If you are not a New Yorker, it may be hard to understand the feelings of the people who live here about the Brooklyn Bridge.

You can see all the movies you want with Frank Sinatra dancing on the walkway, you can look at a photograph, but, finally, the bridge is something that must be experienced first hand.

For one thing, the lights that illuminate the network of famous harpstring cables are altogether too delicate to be captured in a picture. And for another, you can only understand the bridge in the context of the town. The town, as you do not have to be a New Yorker to know, is dense and intense. It throws out little assaults daily that even a thick-skinned New Yorker cannot help but absorb.

But up on the Brooklyn Bridge, a structure of great romance and power, you gain perspective. You climb the walkway, you ascend 130 feet above the river. The air becomes cooler and the city is silenced. Looking at the skyline of Manhattan, it becomes a postcard. Its assault is diminished and you see what keeps you there: the city of dreams.

All this may explain why, although the centennial celebration is a good six months away, the city already has begun to go slightly nuts on the subject of the Brooklyn Bridge.

Someone is trying to get backers for a Brooklyn Bridge musical, and Andy Warhol has been commissioned to do a limited edition Brooklyn Bridge poster.

Devotees of the Brooklyn Bridge will be able to buy, momentarily, ties with the official Brooklyn Bridge logo, diamond pins, polo shirts, umbrellas, tie tacks, glasses, buttons, "fine" ceramics, "fine" glassware, "fine" pewter.

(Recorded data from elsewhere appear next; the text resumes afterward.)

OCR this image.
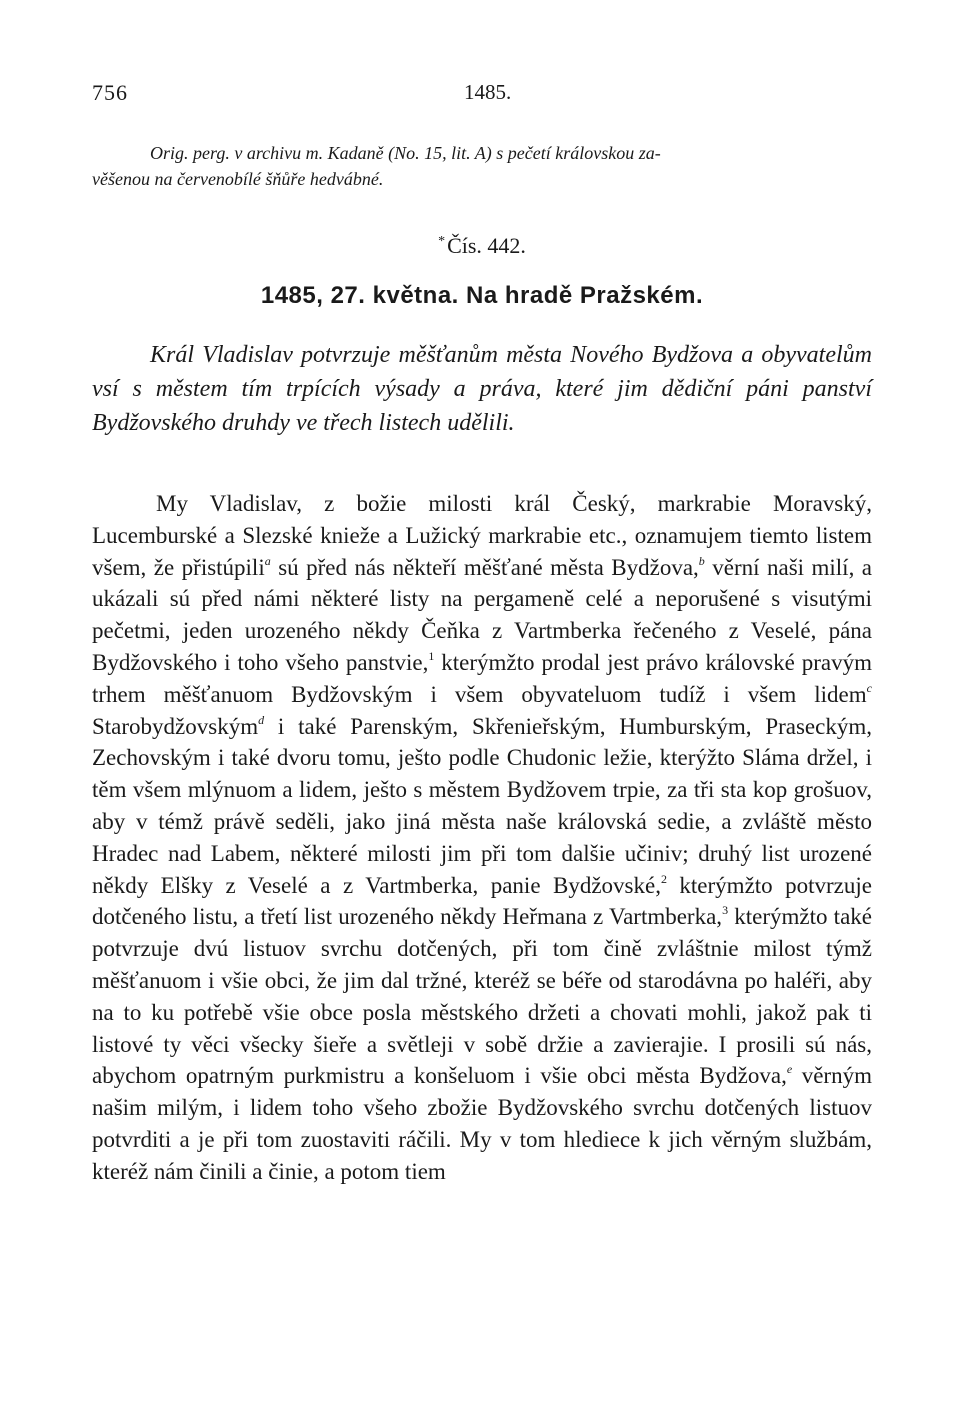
756	1485.
Orig. perg. v archivu m. Kadaně (No. 15, lit. A) s pečetí královskou za-
věšenou na červenobílé šňůře hedvábné.
*Čís. 442.
1485, 27. května. Na hradě Pražském.

Král Vladislav potvrzuje měšťanům města Nového Bydžova a obyvatelům vsí s městem tím trpících výsady a práva, které jim dědiční páni panství Bydžovského druhdy ve třech listech udělili.

My Vladislav, z božie milosti král Český, markrabie Moravský, Lucemburské a Slezské knieže a Lužický markrabie etc., oznamujem tiemto listem všem, že přistúpili$^a$ sú před nás někteří měšťané města Bydžova,$^b$ věrní naši milí, a ukázali sú před námi některé listy na pergameně celé a neporušené s visutými pečetmi, jeden urozeného někdy Čeňka z Vartmberka řečeného z Veselé, pána Bydžovského i toho všeho panstvie,$^1$ kterýmžto prodal jest právo královské pravým trhem měšťanuom Bydžovským i všem obyvateluom tudíž i všem lidem$^c$ Starobydžovským$^d$ i také Parenským, Skřenieřským, Humburským, Praseckým, Zechovským i také dvoru tomu, ješto podle Chudonic ležie, kterýžto Sláma držel, i těm všem mlýnuom a lidem, ješto s městem Bydžovem trpie, za tři sta kop grošuov, aby v témž právě seděli, jako jiná města naše královská sedie, a zvláště město Hradec nad Labem, některé milosti jim při tom dalšie učiniv; druhý list urozené někdy Elšky z Veselé a z Vartmberka, panie Bydžovské,$^2$ kterýmžto potvrzuje dotčeného listu, a třetí list urozeného někdy Heřmana z Vartmberka,$^3$ kterýmžto také potvrzuje dvú listuov svrchu dotčených, při tom čině zvláštnie milost týmž měšťanuom i všie obci, že jim dal tržné, kteréž se béře od starodávna po haléři, aby na to ku potřebě všie obce posla městského držeti a chovati mohli, jakož pak ti listové ty věci všecky šieře a světleji v sobě držie a zavierajie. I prosili sú nás, abychom opatrným purkmistru a konšeluom i všie obci města Bydžova,$^e$ věrným našim milým, i lidem toho všeho zbožie Bydžovského svrchu dotčených listuov potvrditi a je při tom zuostaviti ráčili. My v tom hlediece k jich věrným službám, kteréž nám činili a činie, a potom tiem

You will even -- and the organizers are particularly proud of this -- be able to buy an "actual" piece of the Brooklyn Bridge -- a tiny section of wood from a rotting -- and now replaced -- part of the walkway, or a bit of bridge cable, encased in polyurethane. The cable came on the market after snapping and tragically killing a tourist, some time back, although that is not the emphasis of the sales pitch.

"Ten dollars," Warren B. Coburn of the bridge commission was saying enthusiastically the other day. "Ten dollars and you get the Brooklyn Bridge, immortalized."

It would be nice if one could say the same of the tourist, it was observed. "He was forever immortalized," said Coburn. "The only person to be hurt by the Brooklyn Bridge."

That is not entirely correct.

When the Brooklyn Bridge opened on May 23, 1883, it was the tallest structure in North America. Its 278-foot towers helped make it "the eighth wonder of the world," but its height also made the populace apprehensive.

A week after the grand opening, with 20,000 people on the bridge, someone yelled that the bridge was falling. In the panic, a dozen people were killed.

This did not, however, destroy the popularity of the bridge, which was considered a remarkable achievement. Its lights were the first lights installed on any bridge, and while there were suspension bridges in the country, there had never been anything on this scale.

Constructing the bridge had taken the efforts of three family members: John Roebling, who died of an injury; his son Washington, who, during the lowering of the caissons, developed a case of the bends that partially crippled him, and his wife Emily, who acted as a liaison between her husband and the chief engineer. Emily carried out her husband's directions as he looked on, with a telescope, from an apartment in Brooklyn Heights.

No one understood the bends in those days. If a man became sick while working at a depth of 100 feet, it was thought the thing to do was bring him up quickly for a breath of fresh air. Such a rapid ascent is exactly what brings on the bends.

Construction took 13 years. When the bridge finally opened, there were 14 tons of fireworks, brass bands and the ringing of church bells. President Chester A. Arthur and New York Gov. Grover Cleveland were the first to make the crossing. Emily Roebling drove across in a carriage, carrying in a cage a rooster -- a bird one does not see on parade often these days, but which in those days meant victory, victory at last.

In late May, then, as much as it can, the city will recreate opening day.

Organizers will have military bands in period costume; they will have wagon-loads of celebration; there will be bands marching down Broadway; the mayor will be there; they are hoping for the president.

The paraphernalia that no American celebration can be without will be on sale: the shirts with the Brooklyn Bridge symbol, the sugar spoons topped with the two towers, the little bits of wood or rigging so that you can go home to Cleveland and tell a friend that, as in the old joke, you have bought a piece of the Brooklyn Bridge.

Though -- as any New Yorker will tell you -- to really own that property, you need only climb the walkway, look out at Manhattan, and beat your feet on the Brooklyn Bridge.